WELCOME...

This blog is the outgrowth of a songwriting workshop I conducted at the 2006 "Moograss" Bluegrass Festival in Tillamook, Oregon. It presumes that after 30-odd years of writing and playing music, I might have something to contribute that others might take advantage of. If not, it may be at least a record of an entertaining journey, and a list of mistakes others may be able to avoid repeating. This blog is intended to be updated weekly. In addition to discussions about WRITING, it will discuss PROMOTION--perhaps the biggest challenge for a writer today--as well as provide UPDATES on continuing PROJECTS, dates and venues for CONCERTS as they happen, how and where to get THE LATEST CD, the LINKS to sites where LATEST SONGS are posted, and a way to E-MAIL ME if you've a mind to. Not all these features will show up right away. Like songwriting itself, this is a work in progress. What isn't here now will be here eventually. Thank you for your interest and your support.

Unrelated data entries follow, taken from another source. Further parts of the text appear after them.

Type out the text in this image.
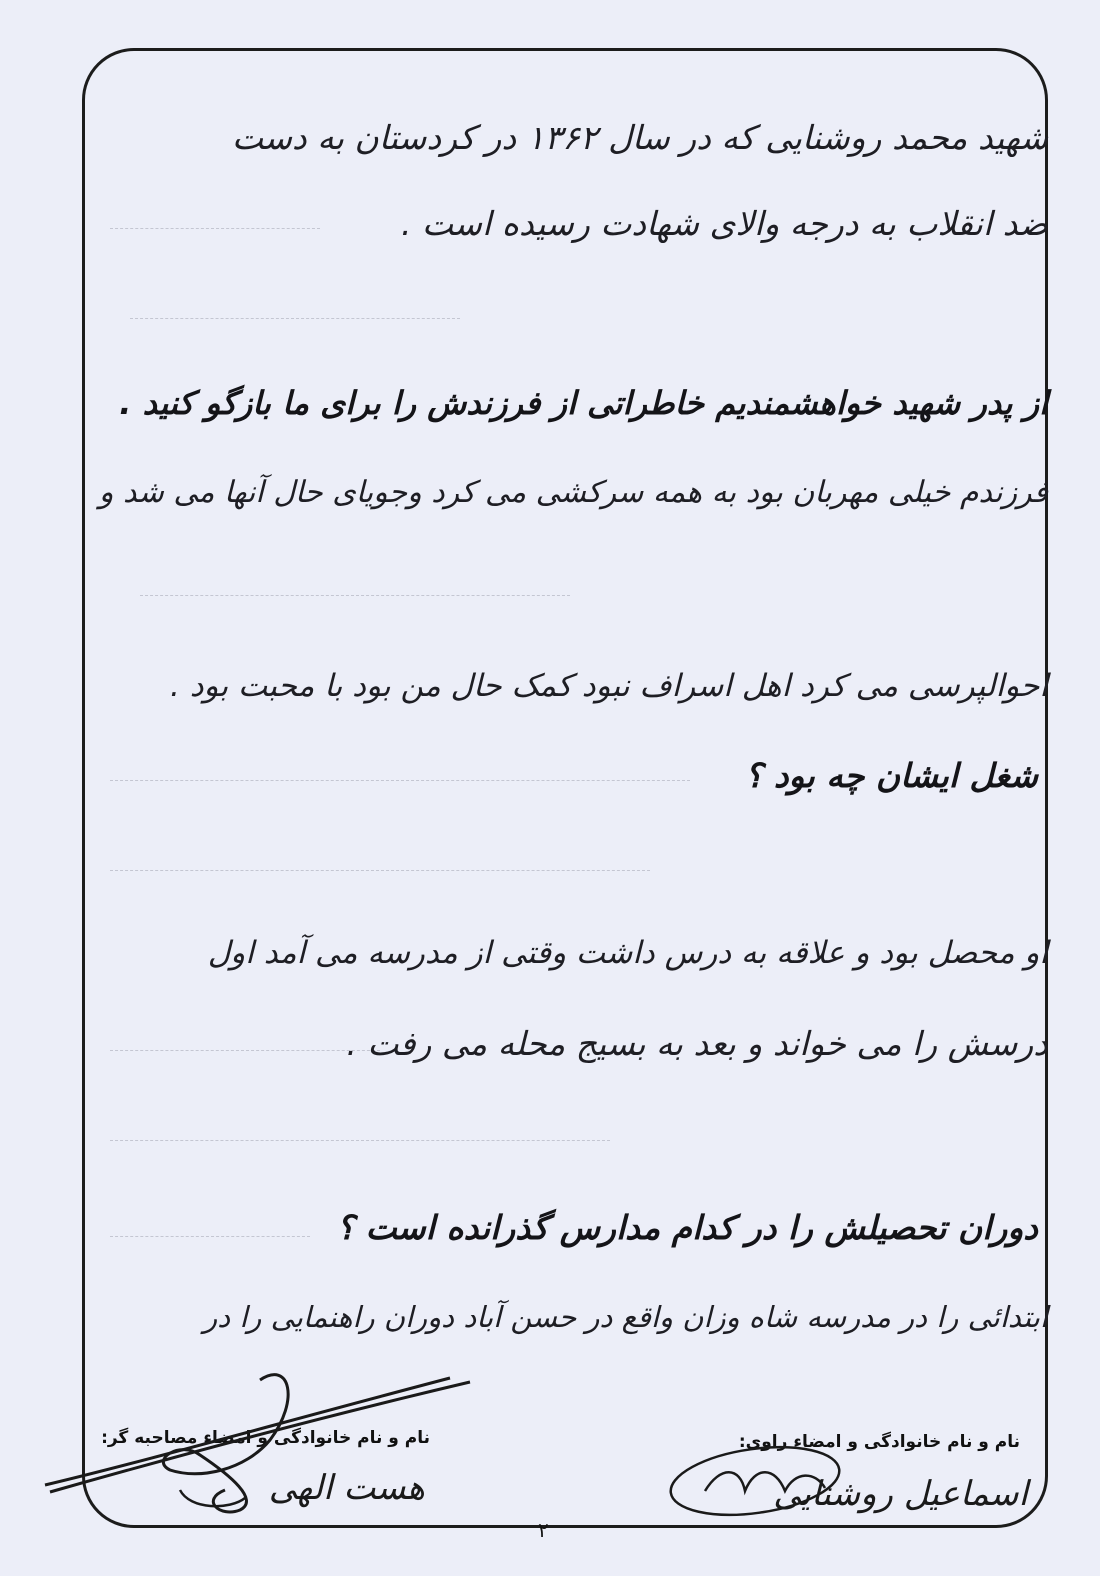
شهید محمد روشنایی که در سال ۱۳۶۲ در کردستان به دست
ضد انقلاب به درجه والای شهادت رسیده است .
از پدر شهید خواهشمندیم خاطراتی از فرزندش را برای ما بازگو کنید .
فرزندم خیلی مهربان بود به همه سرکشی می کرد وجویای حال آنها می شد و
احوالپرسی می کرد اهل اسراف نبود کمک حال من بود با محبت بود .
شغل ایشان چه بود ؟
او محصل بود و علاقه به درس داشت وقتی از مدرسه می آمد اول
درسش را می خواند و بعد به بسیج محله می رفت .
دوران تحصیلش را در کدام مدارس گذرانده است ؟
ابتدائی را در مدرسه شاه وزان واقع در حسن آباد دوران راهنمایی را در
نام و نام خانوادگی و امضاء راوی:
اسماعیل روشنایی
نام و نام خانوادگی و امضاء مصاحبه گر:
هست الهی
۲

Wednesday, November 23, 2011

HAPPY THANKSGIVING...

Breaking news, first: I’ve been asked to play Eric John Kaiser’s Songwriters Showcase at the Thirsty Lion Pub in downtown Portland, Tuesday Dec. 6. They want Christmas songs (it’s St. Nicholas’ Day), and at this point I can give them five:

I’m Giving Mom a Dead Dog for Christmas—slow & sleazy
Santa’s Fallen and He Can’t Get Up—fast bluegrass
Christmas Roadkill—slow two-step
Another Crappy Christmas (Don Varnell)—fast quasi-pop
I Want a Man for Christmas—rock ‘n’ roll

I need one more longer one or two short ones to fill out my 25-minute set. I haven’t written a Christmas song this year, and don’t know if I’ll have one in time—the gig is only 13 days away. In a pinch, I can include “Pole Dancing for Jesus”—I know that one’s popular—and/or “The Occupation Song” (if the “Occupy Portland” campaign is still viable then). I’ll have to do the “Man” song a little differently, of course; rock ‘n’ roll isn’t something one can play solo—it takes a band. I’m sure it’ll come out country.

(I do have one more Christmas song, come to think of it—“Chipmunks Roasting on an Open Fire,” co-written with daughter a few years back. I’d have to re-learn how to play it; I don’t remember some of the chords. It is real short—one verse, break, repeat the verse—typical 1940s jazz stuff.)

And the next day—Wednesday, Dec. 7—I’m scheduled to go to my first square-dance caller session. Those will be every Wednesday evening (I can see I’ll be doing a lot of goin’-to-Portland this winter). It’d be nice to book a performance at Whitney Streed’s “Recurring Humor Night” on one of those Wednesdays; her show is late, and my class’ll be early. And again, if it’s in December, I can do all them Christmas songs. In both cases, it’d be nice to sell some CDs—though I have never managed to sell enough on any of my treks to Portland to pay for the trip.

To date, I have gotten rid of precisely one-third of the Deathgrass CDs I had pressed; about half, I think, have been sold or are for sale at retail outlets, and the rest I have given away for one reason or another. It’s not a great sales record. But maybe I shouldn’t be worrying about it.

Years ago, when the Dodson Drifters had singles that got radio airplay (and there were only two of those), we never focused on—or planned on—selling any records. That wasn’t the point behind getting on the radio. It was publicity, pure and simple: if the station DJ liked the record (and they seemed to do that), they’d play it a lot, and with luck, people would come to our concerts (we never seemed to have a problem there, either). We didn’t make records to sell, we made them to give to radio station DJs. Of course we didn’t have the distribution network the record companies had, and we knew we couldn’t compete on that playing field. We also didn’t care. As a regionally famous performing band, we were after more and bigger gigs with bigger crowds, because that was where we made our money.

So why all the focus on selling records today? Sure, that’s what the record companies do, and the cheapening of technology makes it easy for people like me to do it on a small scale—but is that a good reason to do it? Record companies until recently didn’t have the ability to make money any other way—but notice that recently record companies have been demanding a cut of “their” artists’ gate fees and merchandise sales, as sales of their (generally overpriced) records have declined. Maybe one should forget about selling the things (except at gigs, of course) and treat them simply as promotional tools, just like years ago—a device for getting more butts in seats. If one is small-scale (and I definitely am), butts in seats is the bottom line. Just like years ago.

Leftovers Day show Friday, music at the Rapture Room on Sunday. Happy Thanksgiving, everybody.